My jaw drops. All I can do is stare.
“My company is about to go public, and we’ll be richer than ever. We’ll be traveling in far better social circles. Think of the things your mother will be able to do for charity!”
“And? So?”
“And a beached whale simply won’t be welcome in those circles,” my father says cruelly. “You think you had a hard time finding clothes to fit you before? Try finding a couture gown to mask all of that blubber!”
Something inside of my heart snaps, like a rubber band. I expect to tremble as I get to my feet but instead I feel calmer and more collected than I have in years.
“I’m not going,” I announce clearly. “And I don’t know how you can think these terrible things about me. I’m your only daughter!”
My father glares at me. “Yes, and you’re a fat cow. Don’t fight me on this, Emma. You’re going. A space has already been booked for you at Trim Acres.”
I turn on my heel and stalk out of his office with tears stinging my eyes.
“You leave first thing tomorrow!” my father says from behind me.
I break into a run and dart up the steps to my room just as I hear his office door slam shut. Taking the stairs two at a time, I bolt up to my room and close the door behind me. My heart is thudding as I lock the door with trembling fingers.

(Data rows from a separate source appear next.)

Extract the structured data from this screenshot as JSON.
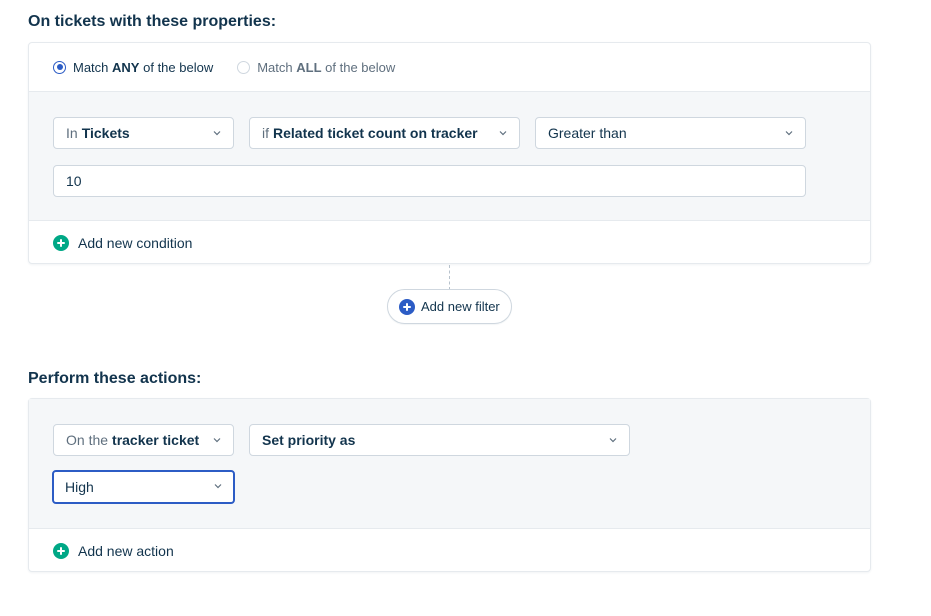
{
  "conditions_section": {
    "title": "On tickets with these properties:",
    "match_any": {
      "prefix": "Match",
      "bold": "ANY",
      "suffix": "of the below",
      "selected": true
    },
    "match_all": {
      "prefix": "Match",
      "bold": "ALL",
      "suffix": "of the below",
      "selected": false
    },
    "condition": {
      "scope": {
        "prefix": "In",
        "value": "Tickets"
      },
      "field": {
        "prefix": "if",
        "value": "Related ticket count on tracker"
      },
      "operator": {
        "value": "Greater than"
      },
      "input_value": "10"
    },
    "add_condition_label": "Add new condition"
  },
  "add_filter_label": "Add new filter",
  "actions_section": {
    "title": "Perform these actions:",
    "action": {
      "target": {
        "prefix": "On the",
        "value": "tracker ticket"
      },
      "action_type": {
        "value": "Set priority as"
      },
      "priority": {
        "value": "High"
      }
    },
    "add_action_label": "Add new action"
  },
  "colors": {
    "accent": "#2c5cc5",
    "add_icon": "#00a886",
    "text": "#12344d",
    "panel_bg": "#f5f7f9",
    "border": "#cfd7df"
  },
  "icons": {
    "dropdown": "chevron-down-icon",
    "add": "plus-circle-icon"
  }
}
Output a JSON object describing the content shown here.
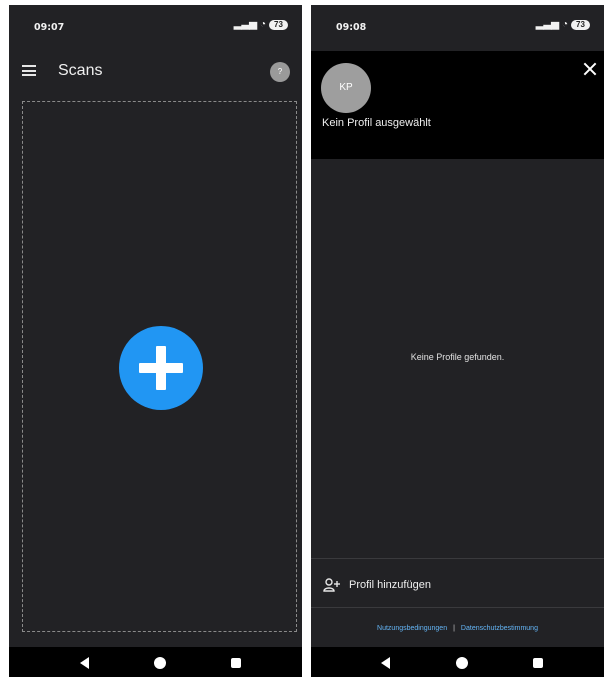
{
  "left_screen": {
    "status": {
      "time": "09:07",
      "battery": "73"
    },
    "app_bar": {
      "title": "Scans",
      "help_symbol": "?",
      "menu_icon": "hamburger-menu-icon"
    },
    "add_scan_button": {
      "icon": "plus-icon",
      "color": "#2196f3"
    }
  },
  "right_screen": {
    "status": {
      "time": "09:08",
      "battery": "73"
    },
    "drawer": {
      "avatar_initials": "KP",
      "profile_status": "Kein Profil ausgewählt",
      "close_icon": "close-icon"
    },
    "empty_message": "Keine Profile gefunden.",
    "add_profile": {
      "label": "Profil hinzufügen",
      "icon": "add-person-icon"
    },
    "footer": {
      "terms_link": "Nutzungsbedingungen",
      "separator": "|",
      "privacy_link": "Datenschutzbestimmung",
      "link_color": "#64b5f6"
    }
  },
  "colors": {
    "background": "#222225",
    "header": "#000000",
    "accent": "#2196f3"
  }
}
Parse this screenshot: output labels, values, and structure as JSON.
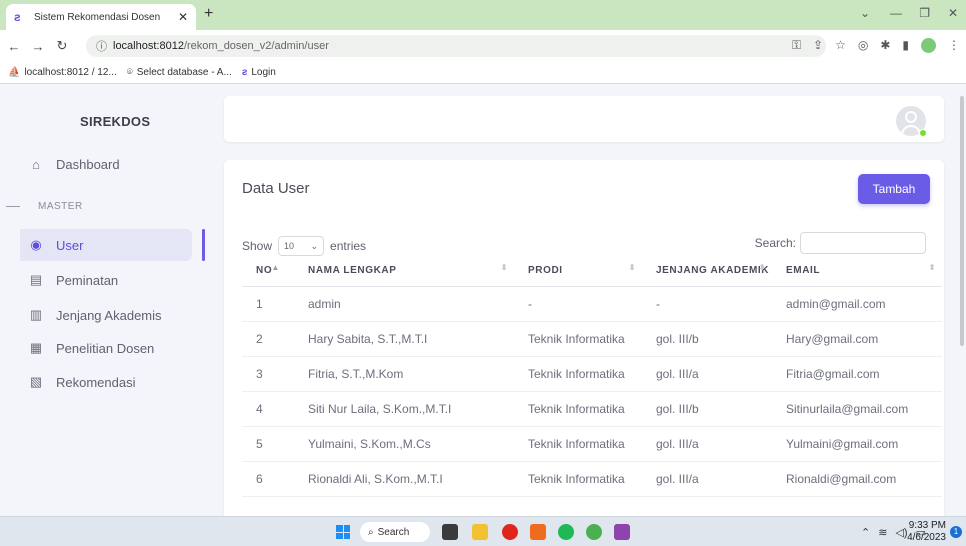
{
  "browser": {
    "tab_title": "Sistem Rekomendasi Dosen",
    "url_host": "localhost:8012",
    "url_path": "/rekom_dosen_v2/admin/user",
    "bookmarks": [
      "localhost:8012 / 12...",
      "Select database - A...",
      "Login"
    ]
  },
  "sidebar": {
    "brand": "SIREKDOS",
    "dashboard": "Dashboard",
    "section": "MASTER",
    "items": [
      {
        "label": "User",
        "icon": "user-circle-icon"
      },
      {
        "label": "Peminatan",
        "icon": "clipboard-icon"
      },
      {
        "label": "Jenjang Akademis",
        "icon": "book-icon"
      },
      {
        "label": "Penelitian Dosen",
        "icon": "columns-icon"
      },
      {
        "label": "Rekomendasi",
        "icon": "file-icon"
      }
    ],
    "active_color": "#6b5ce7"
  },
  "card": {
    "title": "Data User",
    "add_button": "Tambah",
    "show_label": "Show",
    "entries_value": "10",
    "entries_label": "entries",
    "search_label": "Search:"
  },
  "table": {
    "columns": [
      "NO",
      "NAMA LENGKAP",
      "PRODI",
      "JENJANG AKADEMIK",
      "EMAIL"
    ],
    "rows": [
      [
        "1",
        "admin",
        "-",
        "-",
        "admin@gmail.com"
      ],
      [
        "2",
        "Hary Sabita, S.T.,M.T.I",
        "Teknik Informatika",
        "gol. III/b",
        "Hary@gmail.com"
      ],
      [
        "3",
        "Fitria, S.T.,M.Kom",
        "Teknik Informatika",
        "gol. III/a",
        "Fitria@gmail.com"
      ],
      [
        "4",
        "Siti Nur Laila, S.Kom.,M.T.I",
        "Teknik Informatika",
        "gol. III/b",
        "Sitinurlaila@gmail.com"
      ],
      [
        "5",
        "Yulmaini, S.Kom.,M.Cs",
        "Teknik Informatika",
        "gol. III/a",
        "Yulmaini@gmail.com"
      ],
      [
        "6",
        "Rionaldi Ali, S.Kom.,M.T.I",
        "Teknik Informatika",
        "gol. III/a",
        "Rionaldi@gmail.com"
      ]
    ]
  },
  "taskbar": {
    "search": "Search",
    "time": "9:33 PM",
    "date": "4/6/2023",
    "notifications": "1"
  }
}
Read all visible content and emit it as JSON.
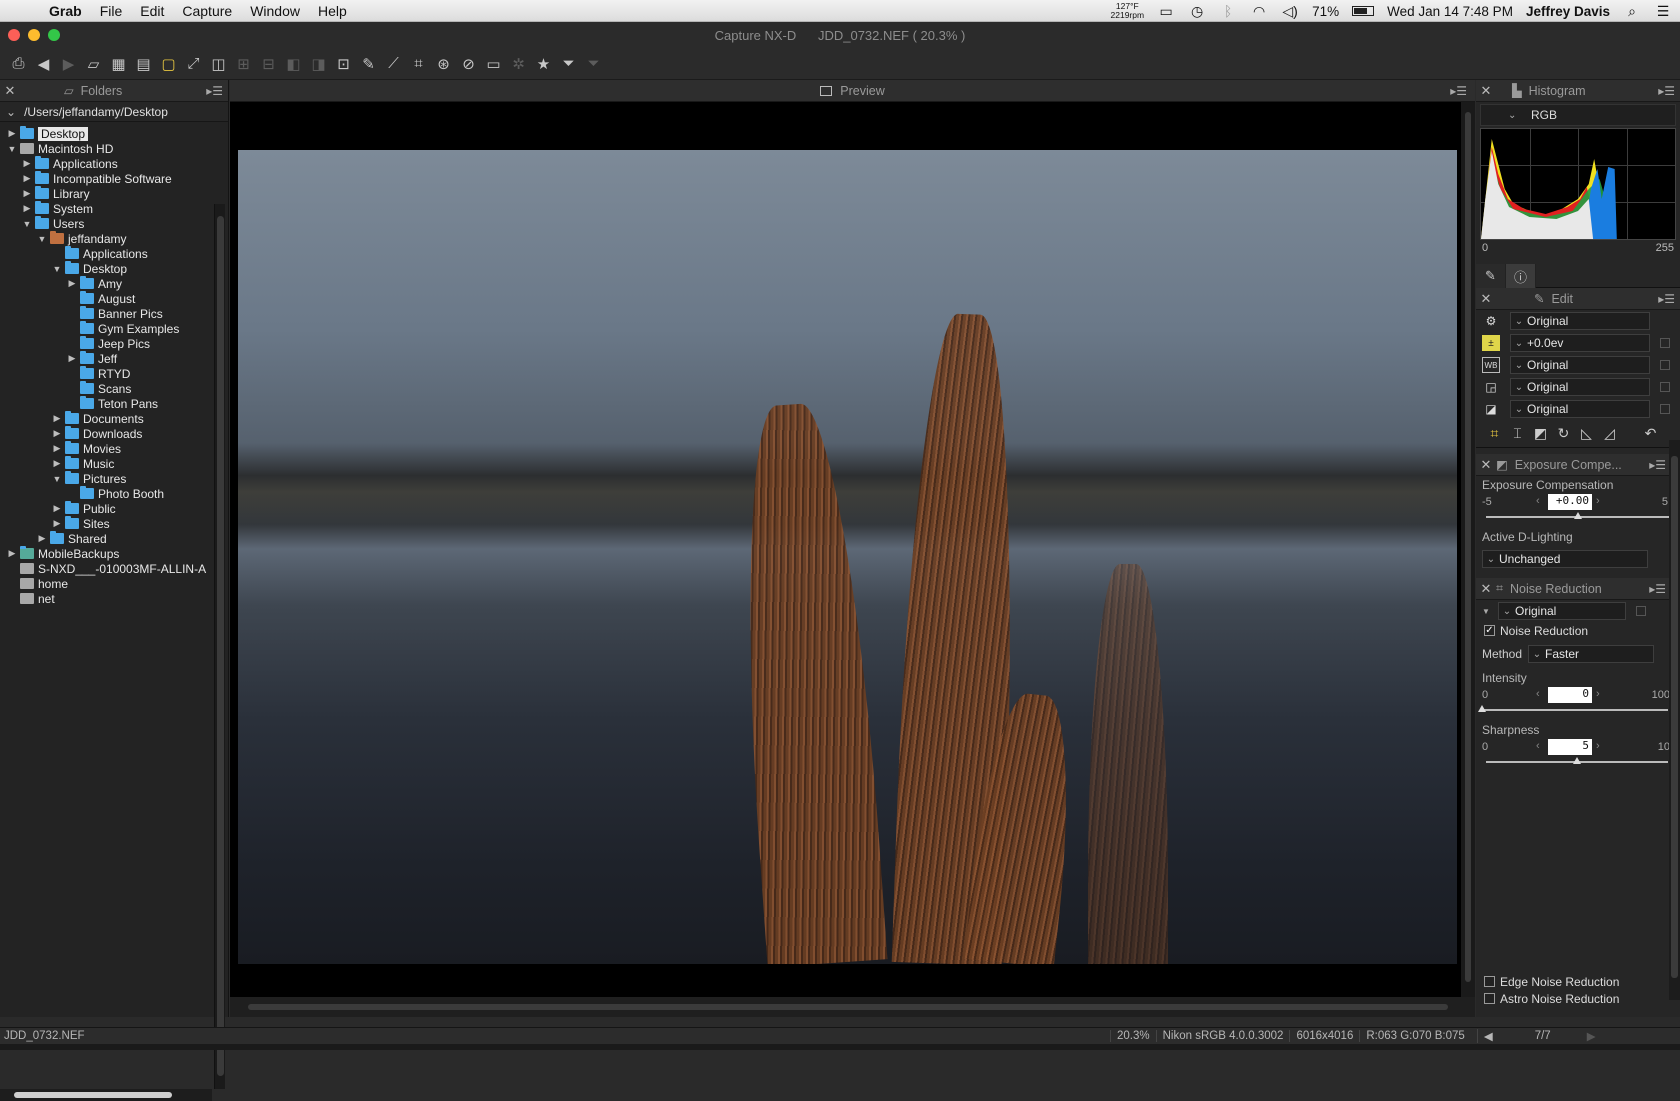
{
  "menubar": {
    "apple_icon": "apple-logo-icon",
    "app_name": "Grab",
    "items": [
      "File",
      "Edit",
      "Capture",
      "Window",
      "Help"
    ],
    "temp_line1": "127°F",
    "temp_line2": "2219rpm",
    "battery": "71%",
    "datetime": "Wed Jan 14  7:48 PM",
    "user": "Jeffrey Davis"
  },
  "window": {
    "app_title": "Capture NX-D",
    "file_title": "JDD_0732.NEF ( 20.3% )"
  },
  "folders_panel": {
    "title": "Folders",
    "path": "/Users/jeffandamy/Desktop",
    "tree": [
      {
        "label": "Desktop",
        "depth": 0,
        "tri": "▶",
        "kind": "folder",
        "selected": true
      },
      {
        "label": "Macintosh HD",
        "depth": 0,
        "tri": "▼",
        "kind": "disk"
      },
      {
        "label": "Applications",
        "depth": 1,
        "tri": "▶",
        "kind": "folder"
      },
      {
        "label": "Incompatible Software",
        "depth": 1,
        "tri": "▶",
        "kind": "folder"
      },
      {
        "label": "Library",
        "depth": 1,
        "tri": "▶",
        "kind": "folder"
      },
      {
        "label": "System",
        "depth": 1,
        "tri": "▶",
        "kind": "folder"
      },
      {
        "label": "Users",
        "depth": 1,
        "tri": "▼",
        "kind": "folder"
      },
      {
        "label": "jeffandamy",
        "depth": 2,
        "tri": "▼",
        "kind": "home"
      },
      {
        "label": "Applications",
        "depth": 3,
        "tri": "",
        "kind": "folder"
      },
      {
        "label": "Desktop",
        "depth": 3,
        "tri": "▼",
        "kind": "folder"
      },
      {
        "label": "Amy",
        "depth": 4,
        "tri": "▶",
        "kind": "folder"
      },
      {
        "label": "August",
        "depth": 4,
        "tri": "",
        "kind": "folder"
      },
      {
        "label": "Banner Pics",
        "depth": 4,
        "tri": "",
        "kind": "folder"
      },
      {
        "label": "Gym Examples",
        "depth": 4,
        "tri": "",
        "kind": "folder"
      },
      {
        "label": "Jeep Pics",
        "depth": 4,
        "tri": "",
        "kind": "folder"
      },
      {
        "label": "Jeff",
        "depth": 4,
        "tri": "▶",
        "kind": "folder"
      },
      {
        "label": "RTYD",
        "depth": 4,
        "tri": "",
        "kind": "folder"
      },
      {
        "label": "Scans",
        "depth": 4,
        "tri": "",
        "kind": "folder"
      },
      {
        "label": "Teton Pans",
        "depth": 4,
        "tri": "",
        "kind": "folder"
      },
      {
        "label": "Documents",
        "depth": 3,
        "tri": "▶",
        "kind": "folder"
      },
      {
        "label": "Downloads",
        "depth": 3,
        "tri": "▶",
        "kind": "folder"
      },
      {
        "label": "Movies",
        "depth": 3,
        "tri": "▶",
        "kind": "folder"
      },
      {
        "label": "Music",
        "depth": 3,
        "tri": "▶",
        "kind": "folder"
      },
      {
        "label": "Pictures",
        "depth": 3,
        "tri": "▼",
        "kind": "folder"
      },
      {
        "label": "Photo Booth",
        "depth": 4,
        "tri": "",
        "kind": "folder"
      },
      {
        "label": "Public",
        "depth": 3,
        "tri": "▶",
        "kind": "folder"
      },
      {
        "label": "Sites",
        "depth": 3,
        "tri": "▶",
        "kind": "folder"
      },
      {
        "label": "Shared",
        "depth": 2,
        "tri": "▶",
        "kind": "folder"
      },
      {
        "label": "MobileBackups",
        "depth": 0,
        "tri": "▶",
        "kind": "mb"
      },
      {
        "label": "S-NXD___-010003MF-ALLIN-A",
        "depth": 0,
        "tri": "",
        "kind": "disk"
      },
      {
        "label": "home",
        "depth": 0,
        "tri": "",
        "kind": "disk"
      },
      {
        "label": "net",
        "depth": 0,
        "tri": "",
        "kind": "disk"
      }
    ]
  },
  "preview_panel": {
    "title": "Preview"
  },
  "histogram_panel": {
    "title": "Histogram",
    "channel": "RGB",
    "min_label": "0",
    "max_label": "255"
  },
  "edit_panel": {
    "title": "Edit",
    "rows": [
      {
        "icon": "gear-icon",
        "value": "Original"
      },
      {
        "icon": "exposure-icon",
        "value": "+0.0ev"
      },
      {
        "icon": "white-balance-icon",
        "value": "Original"
      },
      {
        "icon": "picture-control-icon",
        "value": "Original"
      },
      {
        "icon": "tone-icon",
        "value": "Original"
      }
    ]
  },
  "exposure_panel": {
    "title": "Exposure Compe...",
    "label": "Exposure Compensation",
    "min": "-5",
    "max": "5",
    "value": "+0.00",
    "position_fraction": 0.5,
    "adl_label": "Active D-Lighting",
    "adl_value": "Unchanged"
  },
  "noise_panel": {
    "title": "Noise Reduction",
    "preset": "Original",
    "checkbox_label": "Noise Reduction",
    "checked": true,
    "method_label": "Method",
    "method_value": "Faster",
    "intensity_label": "Intensity",
    "intensity_min": "0",
    "intensity_max": "100",
    "intensity_value": "0",
    "intensity_fraction": 0.0,
    "sharpness_label": "Sharpness",
    "sharpness_min": "0",
    "sharpness_max": "10",
    "sharpness_value": "5",
    "sharpness_fraction": 0.5,
    "edge_label": "Edge Noise Reduction",
    "astro_label": "Astro Noise Reduction"
  },
  "statusbar": {
    "filename": "JDD_0732.NEF",
    "zoom": "20.3%",
    "profile": "Nikon sRGB 4.0.0.3002",
    "dimensions": "6016x4016",
    "rgb": "R:063 G:070 B:075",
    "page": "7/7"
  }
}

For a moment, it hurts too much to even cry. My father, the man who should always have my best interests at heart, hates me. He’s ashamed of me.
Jason doesn’t even want to be seen in public with me. I take a deep, shuddering breath and lean against the door. What did I do to make my father stop loving me?
I wonder what it will be like. Trim Acres. Even the name is enough to make me sick. I picture myself huffing and puffing away at various exercises, my clothes stained with sweat. I think about the food: it’s definitely not going to be like the rich, sumptuous meals at Dane’s cabin. More like veggies and water, or a diet of black bread and rice. Ugh.
I can’t go. The idea of going somewhere like that for my father is nauseating. I’ve always done exactly what my father has wanted, and look where it’s gotten me. Sheltered and heartbroken and ashamed of myself.
Well, I’m not doing that anymore. With a sigh, I step away from the door and turn to my closet. I stand on tiptoe and reach inside for my suitcase. A grunt escapes my lips as my fingers brush against the monogrammed canvas. When it tumbles free, it brings a ton of folded clothes with it.
Now that I know what I’m going to do, I’m strangely not nervous at all. My heart is still racing but the trembling has stopped and I unzip the suitcase with ease. Think, Emma, think, I order myself as I glance around my room at the chaos of clothing.
I don’t have much room. I’m only going to be able to take the things that I love most.
I glance about the space. There are so many memories that I have of this place. The thought of leaving home for good doesn’t make me so much sad as it does nostalgic. I’ll never have Lacey over again for late night pizza and movie marathons. And my mom won’t show up at the door with a freshly-baked platter of chocolate cookies anymore.
Suddenly, a lance of pain shoots through my heart. God, my mom. The thought of leaving her is the only thing holding me back. I love Ramona, despite our complicated relationship. It makes me ashamed to think that she knows exactly what my father said to me. I wonder if he said anything similar to her, like if he threatened her with plastic surgery or something equally insulting.
I struggle to push the thought of my mind. As desperately as I love my mother, I can’t set myself on fire to keep her warm. I’m an adult now, and I have to make my own decisions. I’ve hidden behind her skirts for too long.
Dropping to my knees, I start sorting through my untidy piles of clothes. They’re all pretty much the same – expensive tunics of a soft material meant to conceal my big curves. Mom’s seamstress made all of them, so it’s like I have the same outfit in ten different colors. I’ve never cared for them much, but I have to wear something. I pick three and stuff them into a suitcase, followed by a few pairs of leggings. Panties are easier.
Besides, I should have a lot of those on hand just in case Dane feels like ripping them off.
The thought makes me blush and I pause for a moment as I remember the electric touch of his fingers on my skin. Dane. Just thinking about his name is enough to fill me full of hope. My life will improve if I’m with him, snug and safe in his cabin. Things will get better.